🤖 AI Summary
Accurately identifying object affordances in 3D scenes is challenging due to the difficulty of effectively integrating object- and scene-level semantic information. To address this, this work introduces AffordBridge, the first large-scale scene-level dataset comprising 685 high-resolution indoor scenes with aligned RGB images and point cloud annotations. The authors further propose AffordMatcher, a novel method that establishes cross-modal instance correspondences via visual identifiers to enable semantic matching and affordance reasoning between images and point clouds.
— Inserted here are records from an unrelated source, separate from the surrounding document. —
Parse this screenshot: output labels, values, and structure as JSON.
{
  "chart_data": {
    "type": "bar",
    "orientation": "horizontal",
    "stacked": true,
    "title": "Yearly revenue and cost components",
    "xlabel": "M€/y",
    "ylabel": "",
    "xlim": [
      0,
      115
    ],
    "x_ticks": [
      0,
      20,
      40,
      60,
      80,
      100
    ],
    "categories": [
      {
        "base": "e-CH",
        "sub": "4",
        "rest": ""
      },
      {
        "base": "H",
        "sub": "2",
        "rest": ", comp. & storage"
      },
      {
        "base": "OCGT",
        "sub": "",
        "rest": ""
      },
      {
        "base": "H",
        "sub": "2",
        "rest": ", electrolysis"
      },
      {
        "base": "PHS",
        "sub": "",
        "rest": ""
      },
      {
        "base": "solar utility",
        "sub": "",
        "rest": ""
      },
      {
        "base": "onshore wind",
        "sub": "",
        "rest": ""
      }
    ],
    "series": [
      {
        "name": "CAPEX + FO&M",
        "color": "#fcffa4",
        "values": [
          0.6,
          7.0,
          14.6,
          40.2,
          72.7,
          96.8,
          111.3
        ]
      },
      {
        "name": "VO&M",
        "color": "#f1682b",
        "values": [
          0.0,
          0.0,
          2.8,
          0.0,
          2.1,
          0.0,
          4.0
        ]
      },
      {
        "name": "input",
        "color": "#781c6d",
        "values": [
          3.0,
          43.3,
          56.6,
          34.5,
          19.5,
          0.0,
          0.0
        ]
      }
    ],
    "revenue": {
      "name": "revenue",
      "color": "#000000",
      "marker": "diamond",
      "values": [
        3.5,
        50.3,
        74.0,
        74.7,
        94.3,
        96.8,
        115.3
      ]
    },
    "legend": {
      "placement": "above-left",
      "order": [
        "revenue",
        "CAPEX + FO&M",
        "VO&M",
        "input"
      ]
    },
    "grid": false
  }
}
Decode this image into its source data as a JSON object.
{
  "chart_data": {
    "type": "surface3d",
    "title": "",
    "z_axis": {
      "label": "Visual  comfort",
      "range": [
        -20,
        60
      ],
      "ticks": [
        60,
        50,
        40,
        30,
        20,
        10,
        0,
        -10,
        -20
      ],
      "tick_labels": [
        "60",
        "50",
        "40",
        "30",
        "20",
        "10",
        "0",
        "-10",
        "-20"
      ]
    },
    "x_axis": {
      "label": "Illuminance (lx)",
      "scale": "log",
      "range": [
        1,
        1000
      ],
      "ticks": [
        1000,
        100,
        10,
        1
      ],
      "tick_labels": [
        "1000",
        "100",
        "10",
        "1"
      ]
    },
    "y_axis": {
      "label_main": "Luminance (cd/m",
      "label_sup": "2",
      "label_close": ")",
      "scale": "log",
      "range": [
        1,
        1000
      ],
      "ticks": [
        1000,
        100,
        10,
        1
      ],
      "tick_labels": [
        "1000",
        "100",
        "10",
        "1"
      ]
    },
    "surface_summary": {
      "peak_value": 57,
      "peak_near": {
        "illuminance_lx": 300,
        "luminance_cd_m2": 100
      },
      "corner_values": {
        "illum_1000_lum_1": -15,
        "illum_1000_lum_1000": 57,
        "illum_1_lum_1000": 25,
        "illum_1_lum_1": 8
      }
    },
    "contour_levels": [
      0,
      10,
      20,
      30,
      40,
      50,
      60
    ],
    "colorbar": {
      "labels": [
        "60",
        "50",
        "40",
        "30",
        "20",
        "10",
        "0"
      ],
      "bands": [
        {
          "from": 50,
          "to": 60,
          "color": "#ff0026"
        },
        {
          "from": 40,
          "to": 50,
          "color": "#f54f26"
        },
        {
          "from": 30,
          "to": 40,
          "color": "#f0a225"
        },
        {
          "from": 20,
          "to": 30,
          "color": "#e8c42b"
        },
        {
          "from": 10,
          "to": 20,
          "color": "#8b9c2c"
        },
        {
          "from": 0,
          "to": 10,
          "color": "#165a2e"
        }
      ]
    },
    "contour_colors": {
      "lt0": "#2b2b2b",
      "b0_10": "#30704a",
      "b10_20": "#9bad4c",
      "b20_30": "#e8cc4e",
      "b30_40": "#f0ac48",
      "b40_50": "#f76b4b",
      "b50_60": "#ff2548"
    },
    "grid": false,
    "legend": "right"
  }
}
Experimental results demonstrate that AffordMatcher significantly outperforms existing approaches on the proposed dataset, validating its effectiveness and precision in 3D affordance recognition.
📝 Abstract
Affordance learning is a complex challenge in many applications, where existing approaches primarily focus on the geometric structures, visual knowledge, and affordance labels of objects to determine interactable regions. However, extending this learning capability to a scene is significantly more complicated, as incorporating object- and scene-level semantics is not straightforward. In this work, we introduce AffordBridge, a large-scale dataset with 291,637 functional interaction annotations across 685 high-resolution indoor scenes in the form of point clouds. Our affordance annotations are complemented by RGB images that are linked to the same instances within the scenes. Building upon our dataset, we propose AffordMatcher, an affordance learning method that establishes coherent semantic correspondences between image-based and point cloud-based instances for keypoint matching, enabling a more precise identification of affordance regions based on cues, so-called visual signifiers. Experimental results on our dataset demonstrate the effectiveness of our approach compared to other methods.